Challenge
A global manufacturing enterprise faced persistent inefficiencies across its supply chain — from procurement and production planning to fulfillment and logistics. Each function operated in silos using separate systems (ERP, WMS, TMS, spreadsheets), leading to fragmented visibility, poor coordination, and reactive decision-making. Efforts to optimize one part of the chain often created bottlenecks or compliance issues elsewhere.
Objective
Unify cross-functional supply chain visibility to:
- Improve service levels and delivery accuracy
- Reduce working capital tied up in excess inventory
- Contain logistics and warehousing costs
- Enable proactive, data-driven supply chain decisions without disrupting existing systems
Solution
Process mining was applied to event logs from ERP, warehouse, and transport systems to reconstruct the true end-to-end supply chain journey.
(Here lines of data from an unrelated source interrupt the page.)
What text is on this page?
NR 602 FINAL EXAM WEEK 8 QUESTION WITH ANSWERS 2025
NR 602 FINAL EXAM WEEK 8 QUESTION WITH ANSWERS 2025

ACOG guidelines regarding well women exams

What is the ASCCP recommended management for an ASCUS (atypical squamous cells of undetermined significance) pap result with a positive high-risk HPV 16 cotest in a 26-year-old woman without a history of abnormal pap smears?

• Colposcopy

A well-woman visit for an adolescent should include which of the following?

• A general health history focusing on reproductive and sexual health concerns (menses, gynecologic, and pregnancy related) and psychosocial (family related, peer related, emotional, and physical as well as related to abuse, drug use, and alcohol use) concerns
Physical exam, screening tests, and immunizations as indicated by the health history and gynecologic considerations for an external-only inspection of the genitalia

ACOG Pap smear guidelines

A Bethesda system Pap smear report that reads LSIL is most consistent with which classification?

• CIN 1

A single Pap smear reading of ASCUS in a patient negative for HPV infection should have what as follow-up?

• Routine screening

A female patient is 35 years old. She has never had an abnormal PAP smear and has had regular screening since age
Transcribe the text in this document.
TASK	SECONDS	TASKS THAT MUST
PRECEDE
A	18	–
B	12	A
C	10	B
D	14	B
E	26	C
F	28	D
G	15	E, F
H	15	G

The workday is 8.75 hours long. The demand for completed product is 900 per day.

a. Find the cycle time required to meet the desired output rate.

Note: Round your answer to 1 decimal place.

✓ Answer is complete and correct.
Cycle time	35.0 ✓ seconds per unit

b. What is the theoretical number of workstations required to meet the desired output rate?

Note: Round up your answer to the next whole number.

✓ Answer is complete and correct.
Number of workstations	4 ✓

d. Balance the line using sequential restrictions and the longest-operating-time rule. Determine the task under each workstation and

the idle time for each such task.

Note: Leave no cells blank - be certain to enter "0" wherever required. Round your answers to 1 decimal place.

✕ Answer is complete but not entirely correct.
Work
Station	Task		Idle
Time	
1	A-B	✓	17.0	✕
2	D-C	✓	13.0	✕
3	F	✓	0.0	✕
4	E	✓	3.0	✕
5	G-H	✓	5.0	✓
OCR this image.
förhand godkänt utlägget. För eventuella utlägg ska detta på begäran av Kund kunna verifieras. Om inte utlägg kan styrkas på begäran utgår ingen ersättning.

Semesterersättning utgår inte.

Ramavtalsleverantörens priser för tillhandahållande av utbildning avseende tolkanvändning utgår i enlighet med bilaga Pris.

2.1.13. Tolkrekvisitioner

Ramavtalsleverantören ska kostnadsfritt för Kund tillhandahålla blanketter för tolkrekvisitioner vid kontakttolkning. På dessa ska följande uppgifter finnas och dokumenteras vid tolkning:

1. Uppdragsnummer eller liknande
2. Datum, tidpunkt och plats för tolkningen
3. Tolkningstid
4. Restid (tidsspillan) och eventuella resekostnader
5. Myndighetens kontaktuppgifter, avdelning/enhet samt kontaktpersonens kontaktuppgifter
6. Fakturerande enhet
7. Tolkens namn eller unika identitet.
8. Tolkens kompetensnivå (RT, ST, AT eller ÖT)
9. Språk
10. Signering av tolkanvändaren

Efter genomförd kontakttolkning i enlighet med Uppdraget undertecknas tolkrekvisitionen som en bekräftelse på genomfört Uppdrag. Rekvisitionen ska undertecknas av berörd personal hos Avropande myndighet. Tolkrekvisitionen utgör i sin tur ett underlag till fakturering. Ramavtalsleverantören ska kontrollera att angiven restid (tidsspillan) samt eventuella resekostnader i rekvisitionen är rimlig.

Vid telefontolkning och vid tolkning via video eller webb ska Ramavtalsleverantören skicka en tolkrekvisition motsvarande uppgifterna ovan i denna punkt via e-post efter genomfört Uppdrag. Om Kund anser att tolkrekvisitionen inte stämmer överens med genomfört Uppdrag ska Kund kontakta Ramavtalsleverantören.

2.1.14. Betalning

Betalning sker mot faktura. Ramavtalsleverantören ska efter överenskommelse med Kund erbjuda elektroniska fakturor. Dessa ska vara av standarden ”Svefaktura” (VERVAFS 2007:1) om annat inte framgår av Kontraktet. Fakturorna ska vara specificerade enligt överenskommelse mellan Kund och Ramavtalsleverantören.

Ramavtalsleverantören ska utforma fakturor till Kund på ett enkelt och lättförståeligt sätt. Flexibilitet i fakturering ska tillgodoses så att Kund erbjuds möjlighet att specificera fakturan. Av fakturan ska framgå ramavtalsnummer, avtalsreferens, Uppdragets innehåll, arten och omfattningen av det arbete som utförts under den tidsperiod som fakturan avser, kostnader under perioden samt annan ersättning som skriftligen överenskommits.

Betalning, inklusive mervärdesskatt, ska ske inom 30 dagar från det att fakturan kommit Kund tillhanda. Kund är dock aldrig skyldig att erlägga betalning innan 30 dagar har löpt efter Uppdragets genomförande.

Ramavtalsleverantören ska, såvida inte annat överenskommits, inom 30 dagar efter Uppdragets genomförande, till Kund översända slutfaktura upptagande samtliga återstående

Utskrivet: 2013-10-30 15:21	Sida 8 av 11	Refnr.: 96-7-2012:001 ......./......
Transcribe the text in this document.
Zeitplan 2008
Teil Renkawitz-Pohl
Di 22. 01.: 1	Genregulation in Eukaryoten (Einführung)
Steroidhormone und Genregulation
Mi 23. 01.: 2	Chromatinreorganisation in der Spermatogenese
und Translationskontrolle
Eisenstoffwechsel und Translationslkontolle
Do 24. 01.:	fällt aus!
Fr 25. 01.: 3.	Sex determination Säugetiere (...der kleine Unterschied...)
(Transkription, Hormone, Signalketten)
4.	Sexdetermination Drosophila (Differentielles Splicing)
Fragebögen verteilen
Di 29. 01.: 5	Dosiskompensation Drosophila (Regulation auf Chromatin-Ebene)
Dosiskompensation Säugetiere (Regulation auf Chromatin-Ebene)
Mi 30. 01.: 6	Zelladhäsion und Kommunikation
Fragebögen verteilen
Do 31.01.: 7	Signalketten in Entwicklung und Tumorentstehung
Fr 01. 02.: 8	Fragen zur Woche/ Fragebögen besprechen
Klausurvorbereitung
The effort provided a connected view across procurement, production, inventory, and fulfillment — revealing where planning assumptions diverged from execution reality.
The analysis surfaced:
- Cross-functional process maps and lead-time variances
- Hidden rework loops in fulfillment, such as repeat truck rolls and misrouted deliveries
- Root causes of delivery delays tied to outdated safety stock policies and poor handoff coordination
- Systemic issues in supplier lead time reliability and order change propagation
- Opportunities to simulate improvement scenarios and predict downstream impacts
- These insights helped teams make faster, more coordinated decisions while continuing to work within their existing systems and workflows.
Outcomes
- 27% reduction in end-to-end fulfillment lead times
- 18% improvement in on-time, in-full (OTIF) delivery
- Significant reduction in working capital requirements through better inventory alignment
- 30% drop in expedited shipments due to early anomaly detection
Established a scalable model for global supply chain visibility and harmonization
*Results described on the website are based on specific engagement and may vary depending on environment and implementation.